Post by
SPCEO1 on Feb 25, 2022 11:38am
Any comments on this from Leede's Doug Loe?
Thera provided an update on its Phase I solid tumor testing with TH-1902, indicating that it has likely identified a maximum (barely) tolerable dose that is at or above 420 mg per square meter of body surface area, and this observation motivated the decision to shift all future patient dosing to a lower level of 300 mg/m2. Thera indicated that this represents a 1.5x elevated dosing level over that commonly used for docetaxel itself in solid tumor chemotherapy, but in our review of the literature, it is far higher than that (docetaxel as a monotherapy tends to be administered initially in most tumor types at 75-to-100 mg/m2). Accordingly, we believe that dosing at or above 300 mg/m2 still reflects favorably on the tumor targeting pharmacology that conjugation to sortilin receptor-binding peptides confers in TH-1902. As stated above, the concept of incorporating sortilin biochemistry into TH-1902 for targeted chemotherapy still seems reasonable to us and we are optimistic that justification for us to ascribe formal market value to this program will be forthcoming.
Comment by
qwerty22 on Feb 25, 2022 12:21pm
It does sound like he's mis-understanding that but given he doesn't state his own multiple it's hard to say. It could just be that he thinks by picking 100mg/mm2 that THTX are at the cautious end of this equivalent estimate. Does it say what he thinks the multiple is anywhere else in the report?
Comment by
SPCEO1 on Feb 25, 2022 12:38pm
He did not make any further comments of note about cancer in the report.
Comment by
jfm1330 on Feb 25, 2022 5:39pm
Correction. So you lost most of the theoretically widened therapeutic window based on preclinical data, and got nothing at this point on proof of concept.
Comment by
scarlet1967 on Feb 27, 2022 3:38pm
No point to argue with him, he simply ignores all the other pieces of the technology and falsely link everything to the MTD. Why would the company add more patients to phase1b if their therapeutic window had no chance showing efficacy? Why would Chinese companies be interested? Are all those scientists absolutely clueless?
Comment by
SABBOBCAT on Feb 27, 2022 4:10pm
I think JFM is adding some caution into the overall optimisim on this board and appreciate the thought and insight.
Comment by
Lee430 on Feb 28, 2022 12:41pm
Could it be that Thera is simply holding back as much info as they are allowed to until they have the new IR hire in place and have developed a plan to maximize the impact?
Comment by
qwerty22 on Feb 28, 2022 2:02pm
I think you have to think there are a number of factors that go into how and when you release the info.

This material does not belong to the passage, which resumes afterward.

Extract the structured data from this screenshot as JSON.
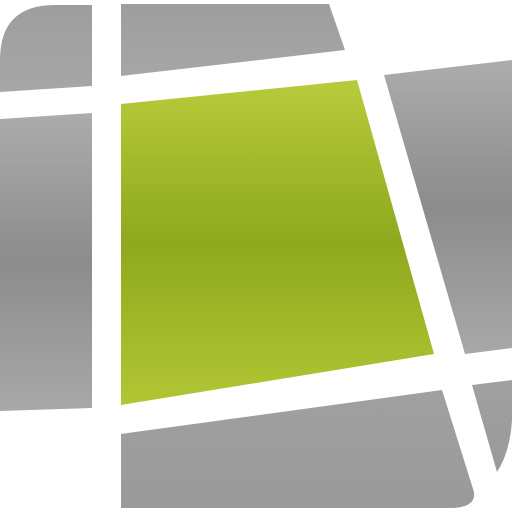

Financing is one consideration for sure. Doing it the right way is another. To me the right way is when things become hard data points and when you can put enough facts together to tell a supportable story. We just aren't at that point yet.
Comment by
juniper88 on Feb 26, 2022 10:52am
I have another thought why the FDA wanted all comers for the safety portion of the trial. What happens when TH1902 works really well and tumors shrink significantly? Obviously, now sortilin expression will be much lower. So, having screened out lower sortilin expressing patients would tell you nothing of the safety for the patients that have a good response.
Comment by
SPCEO1 on Feb 25, 2022 12:42pm
That was all he really said about TH-1902. This analyst's financial analysis capabilites have been historically weak so Iusually do not focus on his earnings models. He was low on his Egrifta sales estimate and high on Trogarzo for 2021. He is projecting $79.8 million in revenues for 2022 and $89.6 in 2023.